Lavender-blue flowers peeking out from evergreen leaves on low, trailing stems are the decorative features of periwinkle (Vinca minor). A perennial plant in U.S. Department of Agriculture plant hardiness zones 4 through 9, periwinkle is also called vinca, creeping myrtle, common periwinkle and lesser periwinkle. In some areas of the United States, periwinkle is invasive. Deer usually avoid this plant.
Periwinkle is a useful plant in gardens with challenging growing conditions. Tolerating deep shade, dry soil, shallow, rocky soil, erosion and drought, periwinkle grows where many plants struggle to survive.
Grow periwinkle as a ground-cover plant in shady areas, such as under trees, and on slopes and banks, where it controls soil erosion. Another option for using periwinkle as a ground cover is in bulb beds, where its loose habit allows bulb shoots to poke upward. Periwinkle also grows well in containers with bottom drainage holes and in sunny spots indoors and outdoors.
Good growing conditions for periwinkle include organically rich, freely draining soil and sunny or partially shaded spots. This plant grows in full shade and almost any soil. For the fastest growth and most flowers, grow periwinkle in sunny spots and moist soil.
Cultivars of periwinkle offer different flower and leaf colors from the species plant. Periwinkle ‘Bowles’ Variety’ (Vinca minor ‘Bowles’ Variety’) features deep-blue flowers on deep-green foliage. Hardy in USDA zones 3 through 9, ‘Bowles’ Variety’ attracts butterflies and hummingbirds but is disliked by rabbits and deer. This cultivar grows 4 to 6 inches tall and 18 to 23 inches wide.

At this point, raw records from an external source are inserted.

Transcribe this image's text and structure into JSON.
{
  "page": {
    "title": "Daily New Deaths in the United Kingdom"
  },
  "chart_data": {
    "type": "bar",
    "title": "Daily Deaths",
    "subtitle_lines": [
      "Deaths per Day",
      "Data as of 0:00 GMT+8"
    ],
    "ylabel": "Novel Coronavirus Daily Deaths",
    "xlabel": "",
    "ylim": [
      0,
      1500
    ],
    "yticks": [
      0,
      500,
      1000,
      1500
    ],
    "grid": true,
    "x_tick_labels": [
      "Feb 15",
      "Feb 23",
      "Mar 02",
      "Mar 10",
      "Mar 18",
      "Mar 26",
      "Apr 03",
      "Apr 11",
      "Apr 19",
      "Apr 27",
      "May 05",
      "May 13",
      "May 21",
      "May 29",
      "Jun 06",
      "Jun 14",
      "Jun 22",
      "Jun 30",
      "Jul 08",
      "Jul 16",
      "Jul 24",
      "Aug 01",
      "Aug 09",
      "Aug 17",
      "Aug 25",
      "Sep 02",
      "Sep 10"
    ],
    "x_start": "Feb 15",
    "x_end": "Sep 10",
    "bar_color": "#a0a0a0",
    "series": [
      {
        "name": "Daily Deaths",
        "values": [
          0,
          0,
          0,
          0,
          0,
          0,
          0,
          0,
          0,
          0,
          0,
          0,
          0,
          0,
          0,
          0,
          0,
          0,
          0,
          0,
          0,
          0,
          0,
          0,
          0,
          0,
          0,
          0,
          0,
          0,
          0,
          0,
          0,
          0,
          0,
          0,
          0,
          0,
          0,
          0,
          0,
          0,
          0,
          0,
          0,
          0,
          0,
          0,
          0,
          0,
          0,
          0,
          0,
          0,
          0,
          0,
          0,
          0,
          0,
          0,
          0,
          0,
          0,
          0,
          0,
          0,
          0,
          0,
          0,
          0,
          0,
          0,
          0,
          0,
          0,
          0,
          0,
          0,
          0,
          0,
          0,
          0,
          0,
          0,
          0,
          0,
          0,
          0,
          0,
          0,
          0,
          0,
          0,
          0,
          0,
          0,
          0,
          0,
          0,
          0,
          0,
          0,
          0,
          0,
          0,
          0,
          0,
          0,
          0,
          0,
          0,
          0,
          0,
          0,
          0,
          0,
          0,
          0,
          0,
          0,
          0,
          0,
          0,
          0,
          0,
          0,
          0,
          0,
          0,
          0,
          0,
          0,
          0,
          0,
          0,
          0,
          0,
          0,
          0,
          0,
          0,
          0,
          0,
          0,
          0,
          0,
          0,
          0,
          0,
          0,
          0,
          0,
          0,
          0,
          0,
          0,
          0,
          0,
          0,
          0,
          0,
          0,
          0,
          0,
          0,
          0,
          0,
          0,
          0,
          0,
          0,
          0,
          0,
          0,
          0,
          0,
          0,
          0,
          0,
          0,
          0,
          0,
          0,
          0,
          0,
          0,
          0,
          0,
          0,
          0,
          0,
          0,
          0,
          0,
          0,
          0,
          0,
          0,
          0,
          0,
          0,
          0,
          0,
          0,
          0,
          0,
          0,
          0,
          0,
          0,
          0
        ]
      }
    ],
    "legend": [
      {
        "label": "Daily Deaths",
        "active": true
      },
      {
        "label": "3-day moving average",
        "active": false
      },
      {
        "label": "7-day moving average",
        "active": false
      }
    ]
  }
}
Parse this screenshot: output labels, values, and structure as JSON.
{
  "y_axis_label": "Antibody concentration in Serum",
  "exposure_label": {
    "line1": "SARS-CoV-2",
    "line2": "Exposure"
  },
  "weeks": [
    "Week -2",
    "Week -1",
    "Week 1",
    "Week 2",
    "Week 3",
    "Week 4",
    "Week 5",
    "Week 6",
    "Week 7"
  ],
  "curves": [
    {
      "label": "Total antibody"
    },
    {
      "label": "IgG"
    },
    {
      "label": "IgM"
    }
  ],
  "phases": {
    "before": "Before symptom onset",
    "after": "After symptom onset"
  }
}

Periwinkle 'Honeydew' (Vinca minor 'Honeydew') is named for its yellow-green leaves, which provide a contrast to its 1-inch-wide, lavender-blue flowers. 'Honeydew' forms dense mounds up to 6 inches tall. It is hardy in USDA zones 4 through 8.
Periwinkle is poisonous to some animals and to humans. Cats and dogs become ill from eating periwinkle. Symptoms of poisoning include tremors, seizures, lack of coordination and depression. In severe cases, eating periwinkle can cause coma and death in cats and dogs.
If eaten, periwinkle causes stomach upsets in people.